Rainy Day Links

I'm in the lab on a rainy Sunday. This week I was too busy to really blog.

Fortunately other people had interesting stories ...

Ed Brayton discusses an interesting (but flawed) OpEd in the Wall Street Journal on the misplaced support of Inteligent Design by NeoCons.

Speaking of ID, here's an OpEd in Friday's NY Times on evolution and ID in the classroom.

Although some think that nuclear energy was a bad idea, I think that it's the undeniable future of our powersupply. And it's green. The NY Times editorial staff seems to agree. WIRED as well:

Solar. Wind. Hydro. As replacements for fossil fuels, they're not enough. So countries are increasingly turning to nuclear energy for the clean power that the global economy demands, and now, 20 years after Chernobyl, there's a resurgence of nuclear plants. More than 400 reactors in 31 countries (104 in the US alone) provide 16 percent of the world's electricity. China expects to add 32 more facilities by 2020. Nuclear is cheaper than other energies, it doesn't need to be imported, and it doesn't come with emission taxes. Nonetheless, it remains controversial for all the obvious reasons: disposal of spent fuel rods, vulnerability to meltdown or arms proliferation - but even the US, which hasn't seen a new nuclear plant in a decade, is getting ready to build reactors in Mississippi and Alabama.

John Wilkins who may be joining ScienceBlogs, responds to Tom Wolff's ideotic proclamation in a piece in the NY Sun -

Evolution came to an end when the human beast developed speech!

Yes and the second law of thermodynamics ended when your mother made your bed. Good grief.

Coturnix celebrates Richard Feinman's birthday.

Your project in one paragraph for a layman? Missprism tries.

Malcolm Gladwell, who is writing more and more on health care policy, looks at recent comparisons between the health of UK and US residents and adds a spin:

It's an interesting question for a number of reasons, but principally because the United States spends $5274 per person, per year, on health care and the United Kingdom spends $2164, or substantially less than half as much. The question is--what do we get, in terms of health, that for extra $3100 a year?

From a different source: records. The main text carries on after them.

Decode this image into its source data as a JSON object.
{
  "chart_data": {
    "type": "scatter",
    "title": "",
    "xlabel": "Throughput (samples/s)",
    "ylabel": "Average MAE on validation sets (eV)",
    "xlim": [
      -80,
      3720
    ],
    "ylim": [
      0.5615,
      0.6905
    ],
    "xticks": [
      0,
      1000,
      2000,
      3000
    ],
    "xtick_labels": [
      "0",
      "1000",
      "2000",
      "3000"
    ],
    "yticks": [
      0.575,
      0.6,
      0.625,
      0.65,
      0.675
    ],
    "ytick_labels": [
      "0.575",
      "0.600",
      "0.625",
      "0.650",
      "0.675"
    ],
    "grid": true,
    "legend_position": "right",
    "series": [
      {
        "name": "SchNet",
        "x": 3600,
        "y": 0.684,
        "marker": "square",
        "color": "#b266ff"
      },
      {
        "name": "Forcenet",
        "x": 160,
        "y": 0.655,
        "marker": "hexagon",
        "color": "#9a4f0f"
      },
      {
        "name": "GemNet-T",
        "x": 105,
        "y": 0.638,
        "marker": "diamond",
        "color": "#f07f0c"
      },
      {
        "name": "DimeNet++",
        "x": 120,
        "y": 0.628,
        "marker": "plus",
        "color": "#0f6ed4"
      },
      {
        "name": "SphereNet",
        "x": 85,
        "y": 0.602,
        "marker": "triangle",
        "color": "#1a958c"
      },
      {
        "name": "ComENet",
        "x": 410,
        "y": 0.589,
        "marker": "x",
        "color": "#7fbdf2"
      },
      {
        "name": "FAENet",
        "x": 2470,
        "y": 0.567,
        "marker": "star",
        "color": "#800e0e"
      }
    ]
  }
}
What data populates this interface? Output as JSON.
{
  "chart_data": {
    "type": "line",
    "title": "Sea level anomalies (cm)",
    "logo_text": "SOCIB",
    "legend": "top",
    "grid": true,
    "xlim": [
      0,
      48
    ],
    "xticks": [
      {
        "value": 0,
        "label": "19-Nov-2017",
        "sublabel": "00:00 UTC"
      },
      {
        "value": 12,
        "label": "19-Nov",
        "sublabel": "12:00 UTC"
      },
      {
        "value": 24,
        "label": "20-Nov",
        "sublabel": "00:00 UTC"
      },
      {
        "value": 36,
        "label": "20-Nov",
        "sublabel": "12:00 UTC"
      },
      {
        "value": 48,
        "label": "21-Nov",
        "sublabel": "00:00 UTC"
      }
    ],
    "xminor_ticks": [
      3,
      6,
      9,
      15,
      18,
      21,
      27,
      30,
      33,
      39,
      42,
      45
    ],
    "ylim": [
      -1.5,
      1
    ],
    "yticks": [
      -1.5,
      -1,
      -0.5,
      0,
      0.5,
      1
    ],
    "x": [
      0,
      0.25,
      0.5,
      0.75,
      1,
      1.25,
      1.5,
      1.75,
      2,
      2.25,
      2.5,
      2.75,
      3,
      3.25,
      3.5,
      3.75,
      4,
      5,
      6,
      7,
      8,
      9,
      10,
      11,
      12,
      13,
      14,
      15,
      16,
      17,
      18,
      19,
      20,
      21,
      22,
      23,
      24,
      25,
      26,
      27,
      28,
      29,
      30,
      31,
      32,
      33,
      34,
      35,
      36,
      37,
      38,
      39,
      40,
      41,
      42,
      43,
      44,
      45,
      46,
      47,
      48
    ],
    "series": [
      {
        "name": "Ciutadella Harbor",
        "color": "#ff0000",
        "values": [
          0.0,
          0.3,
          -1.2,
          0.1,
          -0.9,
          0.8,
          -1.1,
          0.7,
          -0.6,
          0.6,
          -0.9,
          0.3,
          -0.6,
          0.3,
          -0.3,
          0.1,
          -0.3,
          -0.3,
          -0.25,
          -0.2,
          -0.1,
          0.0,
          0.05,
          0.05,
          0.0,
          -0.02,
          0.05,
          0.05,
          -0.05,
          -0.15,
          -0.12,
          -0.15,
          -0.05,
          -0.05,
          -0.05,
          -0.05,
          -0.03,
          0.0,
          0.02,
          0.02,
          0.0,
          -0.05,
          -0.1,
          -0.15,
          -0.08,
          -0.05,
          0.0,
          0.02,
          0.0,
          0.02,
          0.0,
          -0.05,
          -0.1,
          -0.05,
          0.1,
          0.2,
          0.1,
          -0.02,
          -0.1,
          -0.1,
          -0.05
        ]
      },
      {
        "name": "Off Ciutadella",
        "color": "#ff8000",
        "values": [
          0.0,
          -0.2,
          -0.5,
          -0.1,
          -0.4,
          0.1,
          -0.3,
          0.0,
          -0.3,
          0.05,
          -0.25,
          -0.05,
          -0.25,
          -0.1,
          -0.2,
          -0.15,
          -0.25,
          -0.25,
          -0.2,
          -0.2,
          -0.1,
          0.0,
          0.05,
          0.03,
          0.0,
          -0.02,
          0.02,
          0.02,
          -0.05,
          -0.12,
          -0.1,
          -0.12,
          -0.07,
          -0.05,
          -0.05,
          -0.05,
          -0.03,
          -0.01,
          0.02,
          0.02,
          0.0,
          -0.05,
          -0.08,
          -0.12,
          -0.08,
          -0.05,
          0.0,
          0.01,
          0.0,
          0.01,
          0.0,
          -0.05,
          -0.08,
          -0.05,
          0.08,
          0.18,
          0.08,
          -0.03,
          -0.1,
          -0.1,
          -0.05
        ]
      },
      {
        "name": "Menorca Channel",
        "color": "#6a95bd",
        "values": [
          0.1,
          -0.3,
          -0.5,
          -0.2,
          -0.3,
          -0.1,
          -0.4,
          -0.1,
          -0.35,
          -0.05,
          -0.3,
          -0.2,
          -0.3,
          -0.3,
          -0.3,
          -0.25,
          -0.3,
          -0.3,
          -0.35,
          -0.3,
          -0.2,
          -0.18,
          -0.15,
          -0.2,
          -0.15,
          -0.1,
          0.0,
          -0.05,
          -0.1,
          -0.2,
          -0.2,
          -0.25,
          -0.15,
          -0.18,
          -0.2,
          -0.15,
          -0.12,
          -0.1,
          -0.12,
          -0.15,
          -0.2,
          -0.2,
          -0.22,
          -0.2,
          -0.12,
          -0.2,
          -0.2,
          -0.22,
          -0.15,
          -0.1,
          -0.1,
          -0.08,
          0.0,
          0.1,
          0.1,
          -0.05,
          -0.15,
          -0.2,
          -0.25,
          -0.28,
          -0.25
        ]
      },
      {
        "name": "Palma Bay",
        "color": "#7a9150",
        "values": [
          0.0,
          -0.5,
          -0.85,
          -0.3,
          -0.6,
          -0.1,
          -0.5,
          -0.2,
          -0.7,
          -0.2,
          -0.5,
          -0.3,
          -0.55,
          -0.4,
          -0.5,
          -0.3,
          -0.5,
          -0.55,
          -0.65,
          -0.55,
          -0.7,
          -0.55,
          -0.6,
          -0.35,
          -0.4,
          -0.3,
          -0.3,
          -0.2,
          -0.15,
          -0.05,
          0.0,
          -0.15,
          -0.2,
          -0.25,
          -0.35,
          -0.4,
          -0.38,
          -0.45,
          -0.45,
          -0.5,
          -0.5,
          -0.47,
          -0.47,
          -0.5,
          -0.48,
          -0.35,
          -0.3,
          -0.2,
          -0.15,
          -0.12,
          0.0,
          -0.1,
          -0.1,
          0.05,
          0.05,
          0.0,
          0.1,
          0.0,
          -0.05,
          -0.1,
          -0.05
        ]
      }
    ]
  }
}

And finally from William Gibson's blog a short clip from 1946 that

measures how a society ranks on a spectrum stretching from democracy to despotism. Explains how societies and nations can be measured by the degree that power is concentrated and respect for the individual is restricted. Where does your community, state and nation stand on these scales?

(Is this why the Colbert speech wasn't reported in the media?)